第9話

 おじいさんとおばあさんが気がつくと朝で、ふたりはいつもの高反発布団の上で寝ていました。お互いに顔を見合わせて、変な夢を見たなあ、でもとてもの楽しい夢だったと語り合いました。


 火の気のない部屋に、おばあさんはぶるるとふるえて上を見上げました。すると空は見えず、そのかわりに穴にすっぽりはまったミラーボールが見えました。


「おじいさん、ちょっとあれ!」


 ミラーボールを見たおじいさんも、おやっとたまげてしまいました。


「では昨日のことは夢ではなかったのか」


 晴れた空の下、おい遺産が外に出てみるとお米やお餅などたくさんの農産物や海産物がのったそりとBBQセットが残っていました。
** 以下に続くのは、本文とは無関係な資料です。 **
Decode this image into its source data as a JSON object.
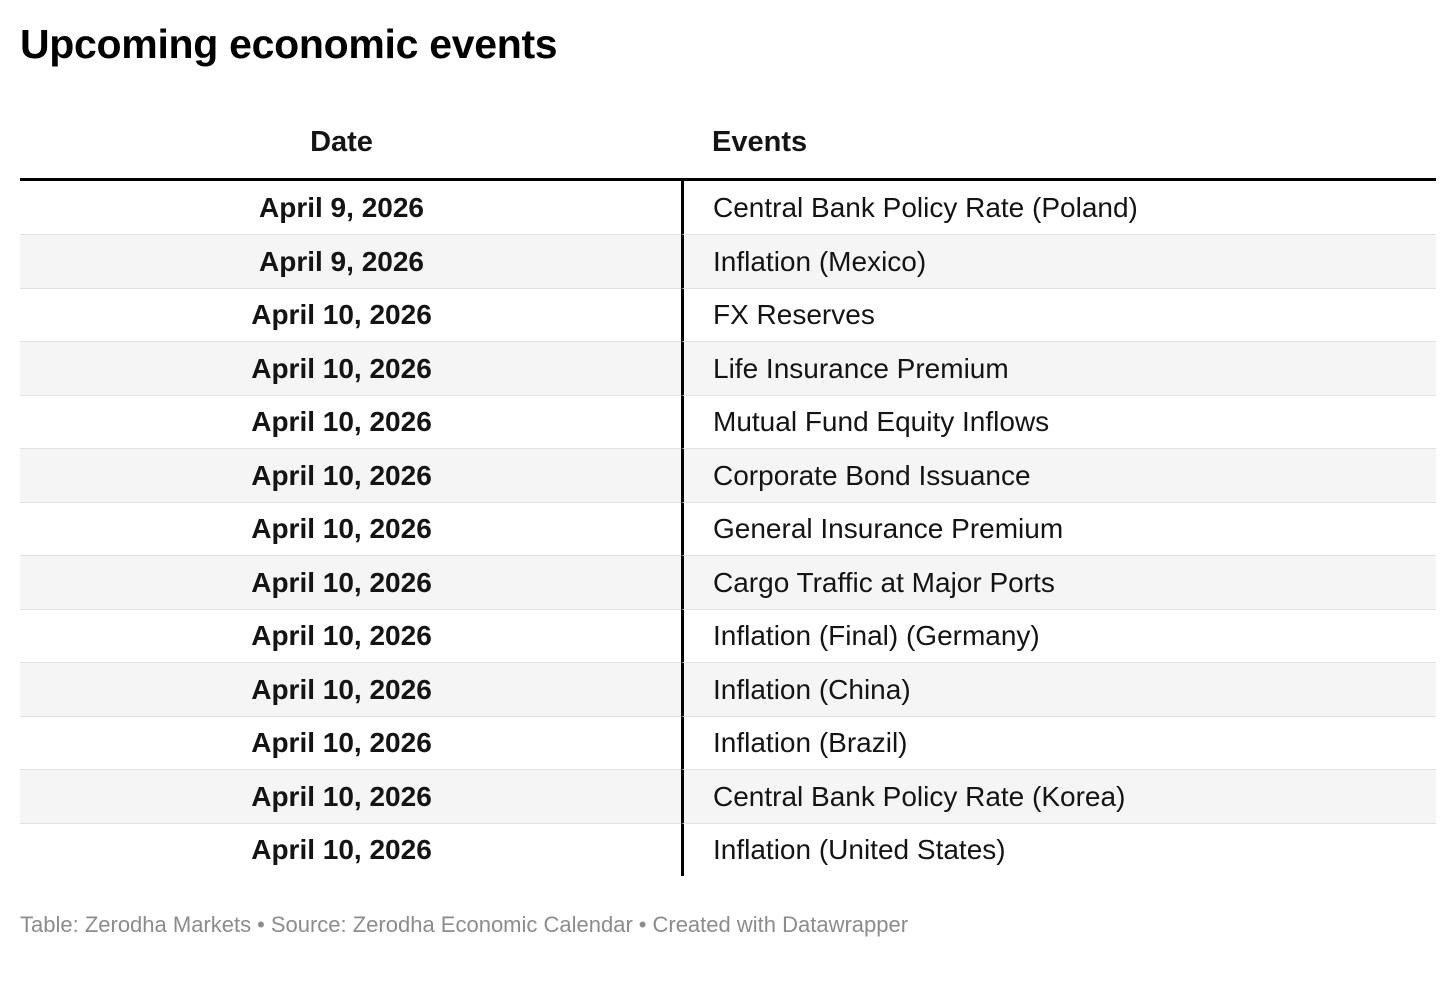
{
  "title": "Upcoming economic events",
  "chart_data": {
    "type": "table",
    "title": "Upcoming economic events",
    "columns": [
      "Date",
      "Events"
    ],
    "rows": [
      [
        "April 9, 2026",
        "Central Bank Policy Rate (Poland)"
      ],
      [
        "April 9, 2026",
        "Inflation (Mexico)"
      ],
      [
        "April 10, 2026",
        "FX Reserves"
      ],
      [
        "April 10, 2026",
        "Life Insurance Premium"
      ],
      [
        "April 10, 2026",
        "Mutual Fund Equity Inflows"
      ],
      [
        "April 10, 2026",
        "Corporate Bond Issuance"
      ],
      [
        "April 10, 2026",
        "General Insurance Premium"
      ],
      [
        "April 10, 2026",
        "Cargo Traffic at Major Ports"
      ],
      [
        "April 10, 2026",
        "Inflation (Final) (Germany)"
      ],
      [
        "April 10, 2026",
        "Inflation (China)"
      ],
      [
        "April 10, 2026",
        "Inflation (Brazil)"
      ],
      [
        "April 10, 2026",
        "Central Bank Policy Rate (Korea)"
      ],
      [
        "April 10, 2026",
        "Inflation (United States)"
      ]
    ],
    "layout": {
      "date_column_align": "center",
      "events_column_align": "left",
      "zebra_striping": true,
      "header_rule": "thick-black",
      "column_divider": "thick-black-vertical"
    }
  },
  "footer": {
    "table_credit": "Table: Zerodha Markets",
    "separator": "•",
    "source_credit": "Source: Zerodha Economic Calendar",
    "created_with": "Created with Datawrapper"
  },
  "colors": {
    "background": "#ffffff",
    "text": "#141414",
    "title_text": "#000000",
    "stripe_row": "#f5f5f5",
    "row_divider": "#e2e2e2",
    "column_divider": "#000000",
    "header_rule": "#000000",
    "footer_text": "#8c8c8c"
  }
}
(BBQの火はちゃんと消してありました)地面には硬くて重たい何かを引きずったり、えぐられたような跡が残っていました。


 その年のお正月はおじいさんとおばあさんにとって、人生の中でもとくに幸せなお正月になりました。お地蔵さまが残してくれたお餅を焼き、昆布と鰹で出汁をとって雑煮をつくりお正月を祝いました。


 ミラーボールは夜になると景気よく光り、ふたりが寝るころには消灯しました。